The researchers further validated their findings using electronic medical records from the Mass General Brigham Health Care System. The differences in health care and recordkeeping practices between different health care systems required the model to be retrained on the new dataset, Yuan said, and upon retraining, the model performed with comparable accuracy; the area under the curve (a measurement of accuracy that increases as the value approaches 1) for this dataset was 0.88 as compared with 0.87 for the original training set.
Although most of the AI’s decision making happened in the “hidden layers” of a complex neural network, making it difficult for the researchers to pinpoint exactly what diagnosis patterns predicted risk, Yuan and colleagues found significant associations with certain clinical characteristics and pancreatic cancer development. For example, diagnoses of diabetes, pancreatic and biliary tract diseases, gastric ulcers, and others were associated with increased risk of pancreatic cancer. While this knowledge may improve traditional risk stratification in some cases, the advantage of the AI tool is that it integrates information about risk factors in the context of a patient’s disease history, Placido said.
“The AI system relies on these features in context, not in isolation,” Yuan said.

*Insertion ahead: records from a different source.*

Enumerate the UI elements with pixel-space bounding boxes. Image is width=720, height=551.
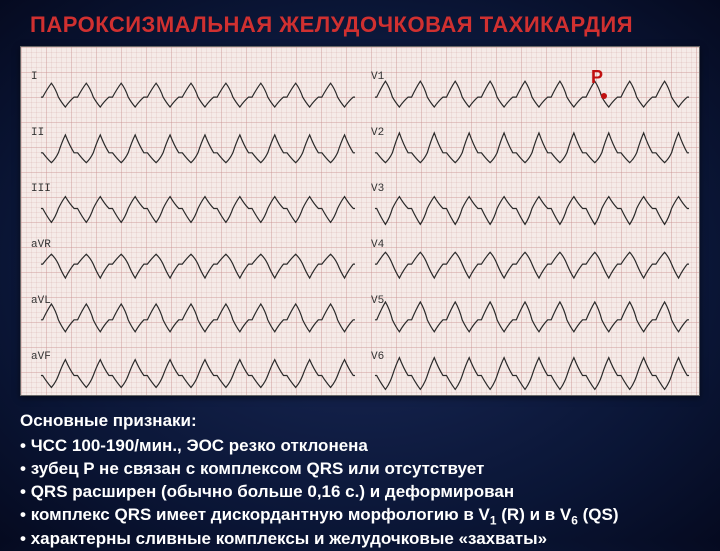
feature-item: ЧСС 100-190/мин., ЭОС резко отклонена bbox=[20, 435, 700, 458]
lead-label: V6 bbox=[371, 351, 384, 363]
ecg-trace bbox=[41, 135, 355, 163]
ecg-trace bbox=[375, 358, 689, 390]
lead-label: III bbox=[31, 183, 51, 195]
feature-item: комплекс QRS имеет дискордантную морфоло… bbox=[20, 504, 700, 528]
ecg-trace bbox=[41, 83, 355, 107]
ecg-trace bbox=[375, 252, 689, 278]
p-wave-marker bbox=[601, 93, 607, 99]
feature-item: зубец P не связан с комплексом QRS или о… bbox=[20, 458, 700, 481]
ecg-trace bbox=[375, 302, 689, 332]
ecg-traces bbox=[21, 47, 699, 395]
feature-item: QRS расширен (обычно больше 0,16 с.) и д… bbox=[20, 481, 700, 504]
ecg-trace bbox=[375, 133, 689, 163]
p-wave-annotation: P bbox=[591, 67, 603, 88]
lead-label: V2 bbox=[371, 127, 384, 139]
ecg-trace bbox=[41, 197, 355, 223]
lead-label: II bbox=[31, 127, 44, 139]
features-heading: Основные признаки: bbox=[20, 410, 700, 433]
lead-label: I bbox=[31, 71, 38, 83]
ecg-trace bbox=[375, 81, 689, 107]
ecg-trace bbox=[41, 304, 355, 332]
lead-label: V5 bbox=[371, 295, 384, 307]
ecg-trace bbox=[41, 254, 355, 278]
lead-label: aVL bbox=[31, 295, 51, 307]
lead-label: V4 bbox=[371, 239, 384, 251]
page-title: ПАРОКСИЗМАЛЬНАЯ ЖЕЛУДОЧКОВАЯ ТАХИКАРДИЯ bbox=[0, 0, 720, 46]
ecg-trace bbox=[375, 197, 689, 225]
lead-label: V1 bbox=[371, 71, 384, 83]
lead-label: aVF bbox=[31, 351, 51, 363]
lead-label: V3 bbox=[371, 183, 384, 195]
lead-label: aVR bbox=[31, 239, 51, 251]
features-list: Основные признаки: ЧСС 100-190/мин., ЭОС… bbox=[0, 396, 720, 551]
ecg-panel: IIIIIIaVRaVLaVFV1V2V3V4V5V6 P bbox=[20, 46, 700, 396]
ecg-trace bbox=[41, 360, 355, 388]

The researchers—including co-first author Jessica Hjaltelin, PhD; co-senior authors Søren Brunak, PhD, and Chris Sander, PhD; and collaborators Peter Kraft, PhD, Michael Rosenthal, MD, PhD, and Brian Wolpin, MD, MPH—hope this research, once evaluated in clinical trials, will lead to identifying patients with an elevated pancreatic cancer risk. This could potentially help recruit high-risk patients into programs centered around prevention and increased screening for early detection. If the cancer is caught early, Placido said, the odds of successful treatment are higher.

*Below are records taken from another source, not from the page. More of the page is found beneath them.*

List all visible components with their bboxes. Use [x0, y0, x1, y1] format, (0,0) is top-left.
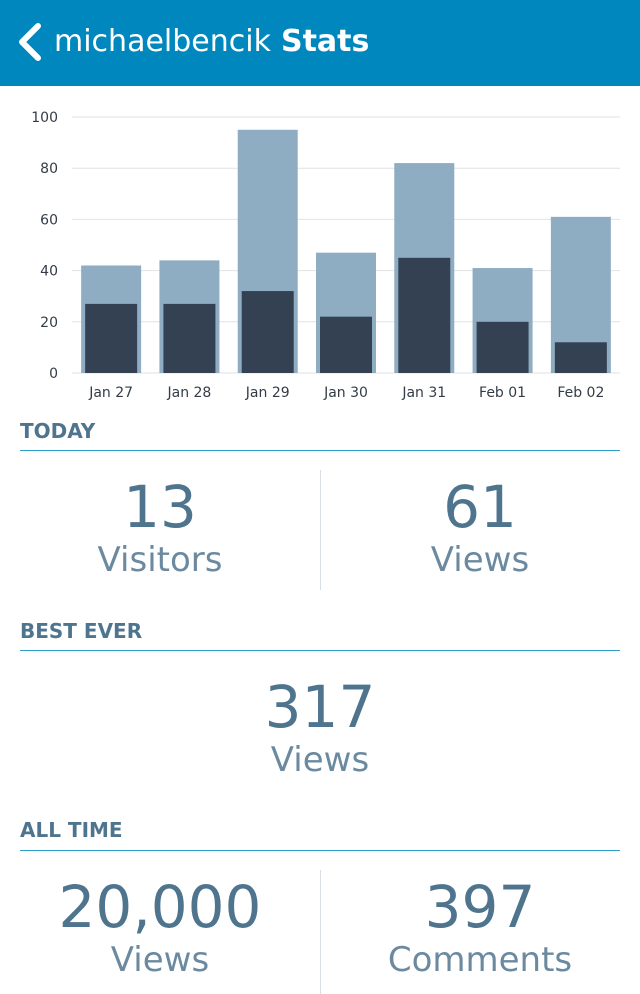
section-divider — [20, 850, 620, 851]
x-tick-label: Jan 31 — [401, 385, 446, 400]
y-tick-label: 40 — [40, 264, 58, 280]
all-time-comments-stat: 397 Comments — [320, 874, 640, 980]
bar-visitors — [85, 303, 138, 373]
bar-visitors — [163, 303, 216, 373]
site-name: michaelbencik — [54, 24, 271, 59]
today-views-label: Views — [430, 540, 530, 580]
bar-visitors — [476, 321, 529, 373]
section-title-today: TODAY — [20, 419, 96, 443]
today-views-stat: 61 Views — [320, 474, 640, 580]
stat-divider — [320, 470, 321, 590]
x-tick-label: Jan 27 — [88, 385, 133, 400]
y-tick-label: 0 — [49, 366, 58, 382]
today-views-value: 61 — [443, 473, 517, 541]
stat-divider — [320, 870, 321, 994]
app-header: michaelbencik Stats — [0, 0, 640, 86]
x-tick-label: Jan 30 — [323, 385, 368, 400]
section-title-all-time: ALL TIME — [20, 818, 123, 842]
stats-label: Stats — [280, 24, 370, 59]
y-tick-label: 80 — [40, 161, 58, 177]
best-ever-views-value: 317 — [264, 673, 376, 741]
bar-visitors — [554, 342, 607, 373]
page-title: michaelbencik Stats — [54, 20, 369, 64]
best-ever-views-label: Views — [270, 740, 370, 780]
today-visitors-value: 13 — [123, 473, 197, 541]
chevron-left-icon[interactable] — [14, 22, 44, 62]
y-tick-label: 20 — [40, 315, 58, 331]
section-title-best-ever: BEST EVER — [20, 619, 143, 643]
all-time-views-value: 20,000 — [58, 873, 262, 941]
stats-bar-chart: 0 20 40 60 80 100 Jan 27 Jan 28 Jan 29 Jan 30 Jan … — [31, 110, 620, 400]
all-time-views-label: Views — [110, 940, 210, 980]
y-tick-label: 60 — [40, 212, 58, 228]
today-visitors-label: Visitors — [97, 540, 223, 580]
x-tick-label: Feb 02 — [557, 385, 604, 400]
y-tick-label: 100 — [31, 110, 58, 126]
bar-visitors — [320, 316, 372, 373]
section-divider — [20, 450, 620, 451]
all-time-comments-value: 397 — [424, 873, 536, 941]
bar-visitors — [241, 291, 294, 373]
all-time-comments-label: Comments — [387, 940, 573, 980]
x-tick-label: Jan 29 — [245, 385, 290, 400]
all-time-views-stat: 20,000 Views — [0, 874, 320, 980]
x-tick-label: Jan 28 — [166, 385, 211, 400]
best-ever-views-stat: 317 Views — [0, 674, 640, 780]
bar-visitors — [398, 257, 451, 373]
today-visitors-stat: 13 Visitors — [0, 474, 320, 580]
x-tick-label: Feb 01 — [479, 385, 526, 400]
section-divider — [20, 650, 620, 651]
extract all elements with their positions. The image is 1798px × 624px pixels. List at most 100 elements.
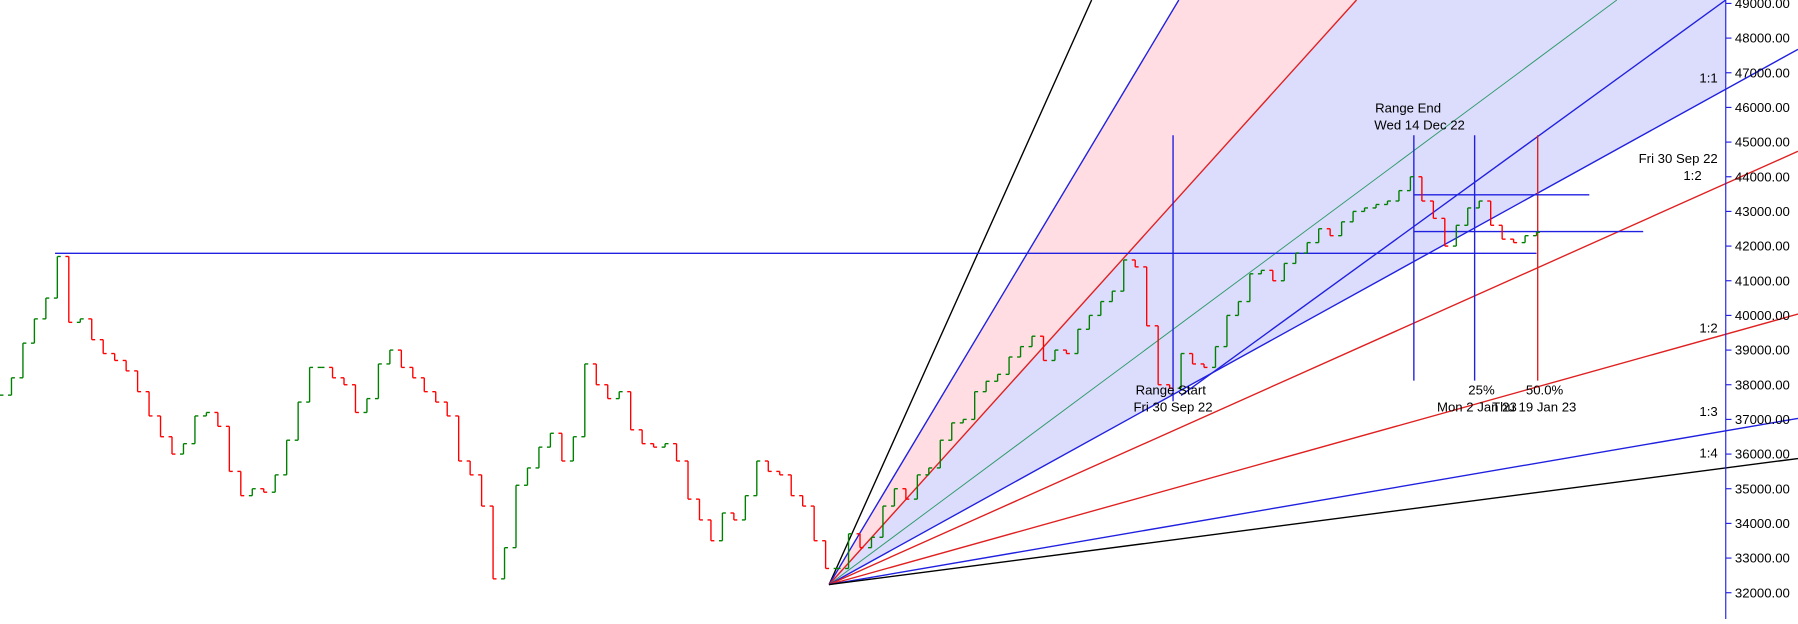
price-bars [0, 176, 1540, 580]
price-bar [971, 390, 979, 421]
price-bar [1028, 335, 1036, 348]
y-tick-label: 46000.00 [1735, 100, 1790, 115]
annotation: Range Start [1136, 382, 1207, 397]
price-bar [1131, 259, 1139, 268]
y-tick-label: 35000.00 [1735, 481, 1790, 496]
annotation: 1:4 [1699, 445, 1717, 460]
price-bar [1074, 328, 1082, 355]
price-bar [592, 363, 600, 386]
price-bar [868, 536, 875, 549]
price-bar [569, 436, 577, 462]
price-bar [1189, 352, 1196, 365]
price-bar [787, 474, 795, 497]
price-bar [1326, 228, 1334, 237]
price-bar [1108, 290, 1116, 303]
price-bar [753, 460, 761, 497]
annotation: Wed 14 Dec 22 [1374, 118, 1465, 133]
price-bar [1246, 273, 1254, 303]
price-bar [879, 505, 887, 538]
price-bar [225, 425, 233, 473]
price-bar [409, 366, 417, 379]
price-bar [420, 377, 428, 393]
price-bar [501, 546, 508, 580]
price-bar [902, 488, 910, 500]
price-bar [363, 397, 371, 414]
price-bar [524, 467, 531, 486]
price-bar [673, 442, 680, 462]
price-bar [799, 494, 807, 507]
price-bar [1223, 314, 1231, 348]
price-bar [237, 470, 245, 497]
fan-line [828, 48, 1798, 586]
price-bar [959, 418, 967, 424]
price-bar [1395, 189, 1403, 202]
price-bar [707, 519, 715, 542]
annotation: Thu 19 Jan 23 [1492, 400, 1576, 415]
price-bar [1487, 200, 1495, 226]
annotation: 1:3 [1699, 404, 1717, 419]
price-bar [1257, 269, 1265, 275]
price-bar [1452, 224, 1460, 247]
price-bar [1143, 266, 1151, 327]
annotations: Range End Wed 14 Dec 22 Range Start Fri … [1134, 71, 1718, 461]
price-bar [1533, 231, 1540, 237]
price-bar [925, 467, 933, 476]
price-bar [99, 338, 107, 355]
price-bar [455, 415, 463, 462]
price-bar [145, 390, 153, 417]
price-bar [1521, 234, 1529, 244]
price-bar [1372, 203, 1380, 209]
price-bar [1315, 228, 1323, 244]
price-bar [386, 349, 394, 365]
y-tick-label: 38000.00 [1735, 377, 1790, 392]
price-bar [913, 474, 921, 500]
price-bar [718, 512, 726, 542]
fan-line [1180, 0, 1727, 397]
price-bar [994, 373, 1002, 382]
price-bar [1212, 345, 1219, 369]
price-bar [822, 540, 830, 570]
price-bar [397, 349, 405, 369]
y-tick-label: 40000.00 [1735, 308, 1790, 323]
price-bar [76, 318, 84, 324]
price-bar [489, 505, 497, 580]
price-bar [810, 505, 818, 542]
price-bar [1062, 349, 1070, 355]
price-bar [1280, 262, 1288, 282]
price-bar [1464, 207, 1472, 226]
price-bar [122, 359, 130, 372]
price-bar [512, 484, 520, 549]
y-tick-label: 45000.00 [1735, 135, 1790, 150]
price-bar [1200, 363, 1208, 369]
price-bar [202, 411, 210, 417]
price-bar [30, 318, 38, 344]
price-bar [661, 442, 669, 448]
price-bar [845, 533, 852, 570]
price-bar [191, 415, 199, 445]
price-bar [1475, 200, 1483, 209]
y-tick-label: 32000.00 [1735, 585, 1790, 600]
price-bar [1120, 259, 1128, 292]
price-bar [157, 415, 164, 438]
price-bar [466, 460, 474, 476]
annotation: Fri 30 Sep 22 [1639, 151, 1718, 166]
range-lines [55, 135, 1644, 402]
price-bar [1361, 207, 1368, 213]
price-bar [1051, 349, 1059, 362]
price-bar [1097, 300, 1105, 317]
price-bar [65, 255, 73, 324]
y-tick-label: 48000.00 [1735, 31, 1790, 46]
price-bar [1154, 325, 1162, 386]
y-tick-label: 44000.00 [1735, 169, 1790, 184]
price-bar [283, 439, 291, 476]
price-bar [856, 533, 864, 549]
price-bar [248, 488, 256, 497]
y-tick-label: 34000.00 [1735, 516, 1790, 531]
y-tick-label: 36000.00 [1735, 447, 1790, 462]
y-tick-label: 33000.00 [1735, 551, 1790, 566]
price-bar [1017, 345, 1024, 358]
price-bar [1498, 224, 1506, 240]
annotation: Range End [1375, 100, 1441, 115]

“These results indicate the potential of advanced computational technologies, such as AI and deep learning, to make increasingly accurate predictions based on each person’s health and disease history,” Yuan said.
Limitations of this study include difficulties standardizing electronic health data between different health systems, especially in different countries, necessitating the independent training and application of the AI model to different data sets. Additional analyses are also required to explicitly account for ethnic diversity. Further, prediction accuracy decreases with longer time intervals between risk assessment and cancer occurrence.
Funding of this study was provided by the Novo Nordisk Foundation, the National Institutes of Health, the Hale Family Center for Pancreatic Cancer Research, the Pancreatic Cancer Action Network, the Noble Effort Fund, the Wexler Family Fund, Promises for Purple, the Bob Parsons Fund, the Lustgarten Foundation, and Stand Up To Cancer (SU2C; The AACR is the Scientific Partner of SU2C). Yuan and Placido declare no conflicts of interest.